Five creative music players for the hearing impaired

Music for deaf people

The music can completely change the environment and can easily entertain plenty of people. And it can also be used as a source of killing boredom. Well entertainment is what we all look for in our part time and as that said music is a soul of human body in every situation of life. So hearing impaired people can’t be exception. Thanks to designers who have come up with innovative designs that facilitate hearing impaired with music to listen. Below we are listing out 5 creative music players for the hearing impaired. Have a look.

1. Sounzzz

Sounzzz

Developed by Korean designer Sungwoo Park, the concept Sounzzz is an MP3 player for a new kind design to enable people with hearing fails to feel the music in another way, by involving the senses such as sight or touch. It is Fully flexible, tactile and can emit light and vibration function of music, all the information and images are in the sequel! It also offers sound option for all those who can actually hear. This way everyone with or without some kind of hearing problem can use it by bringing into play the sense of touch. So everyone around, especially the deaf, here is your chance to shake yourself on the tunes of songs.

2. Music echo

Music Echo

Music and sound have a tendency to touch your soul. It comes with a magic which can work as a mood lifter and can make you drift away from all worries. But what about people who cannot hear? How will they know what it feels like being surrounded with music? If that is what you thought till date, Jennifer Crossley from University of Dundee, Scotland has conceived the music echo. The product will make sure that even the deaf and those hard of hearing don’t miss on this experience. As a part of her 4th year university final project, the product design student has tried to bridge the gap making good use of the sense of touch.

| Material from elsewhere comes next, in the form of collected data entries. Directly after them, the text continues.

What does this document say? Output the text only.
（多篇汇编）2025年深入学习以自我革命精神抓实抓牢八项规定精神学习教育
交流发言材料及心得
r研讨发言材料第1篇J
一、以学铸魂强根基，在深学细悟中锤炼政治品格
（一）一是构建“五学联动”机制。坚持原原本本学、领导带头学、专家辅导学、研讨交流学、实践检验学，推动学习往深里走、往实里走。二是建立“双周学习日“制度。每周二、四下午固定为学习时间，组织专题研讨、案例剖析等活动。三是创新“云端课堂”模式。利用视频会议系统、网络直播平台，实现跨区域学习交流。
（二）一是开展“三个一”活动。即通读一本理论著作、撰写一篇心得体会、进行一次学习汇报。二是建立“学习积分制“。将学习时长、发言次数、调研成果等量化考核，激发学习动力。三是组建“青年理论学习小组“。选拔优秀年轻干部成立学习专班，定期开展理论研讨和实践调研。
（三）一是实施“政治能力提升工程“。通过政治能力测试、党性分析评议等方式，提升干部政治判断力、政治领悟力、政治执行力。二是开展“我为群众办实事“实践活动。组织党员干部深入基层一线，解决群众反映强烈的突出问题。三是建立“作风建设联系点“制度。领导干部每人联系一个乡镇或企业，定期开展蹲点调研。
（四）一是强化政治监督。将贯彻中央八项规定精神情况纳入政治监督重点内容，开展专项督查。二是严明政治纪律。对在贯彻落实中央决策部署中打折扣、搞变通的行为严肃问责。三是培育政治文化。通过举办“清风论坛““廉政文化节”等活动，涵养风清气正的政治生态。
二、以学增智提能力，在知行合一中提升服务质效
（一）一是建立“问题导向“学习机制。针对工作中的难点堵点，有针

People with such disabilities will be able to savor tunes with the help of changing frequencies which in turn produce different vibrations. All a person has to do is hold the beads and feel music through the vibrations created. Music Echo comes with headphones that can be used by people who can hear.

3. Soundtouch

Soundtouch

Designer Filipe Lima has developed an innovative music system that could help the deaf in experiencing varied forms of music. Developed as a concept for Bang & Olufsen with its unmatchable record in sound and product development, the product dubbed as Soundtouch uses piezoelectric materials to activate vibrations, thereby creating a series of rhythms for the deaf to feel the beat of music. Easily wearable on the ear, the device is powered by eco friendly fuel cell technology and generates excellent sound quality.

4. Acoustic poetry

Acoustic Poetry

The “Acoustic Poetry” project, conceptualized by British designer Michail Vanis, is created keeping two specific type of people in mind – those who can hear and those who cannot. The object helps a deaf person to know and familiarize with his surroundings. When a situation makes a deaf person curious he can use this object to send a sound sample to a human interpreter. And after understanding the sound sample, human interpreter can create a poetic description of the situation, which when sent will appear on the object. Now, try and look at this object from a deaf person’s point of view, look at how this will improve his life, how much more he can understand about what is going around him. This object will open gates for him to broaden his view about the world he lives in.

5. Music for deaf people

Music for deaf people

A common misconception about the hearing impaired is their inability to experience the joy of music. They may not hear and process sound audibly but they certainly can feel it. In fact, studies have shown the sense of touch is heightened, allowing the deaf to perceive music in an altogether different way. Addressing the issue, German designer Frederik Podzuweit has come up with a collar concept called the “Music for deaf people” that uses electricity to make a special membrane substance expand and contract again, translating the sound into a series of vibrations. These vibrations are transferred to the user’s neck, shoulder and collarbone. The device also features a receiver for radio frequencies as well as plug-in for MP3 players to enhance the experience of the hearing impaired.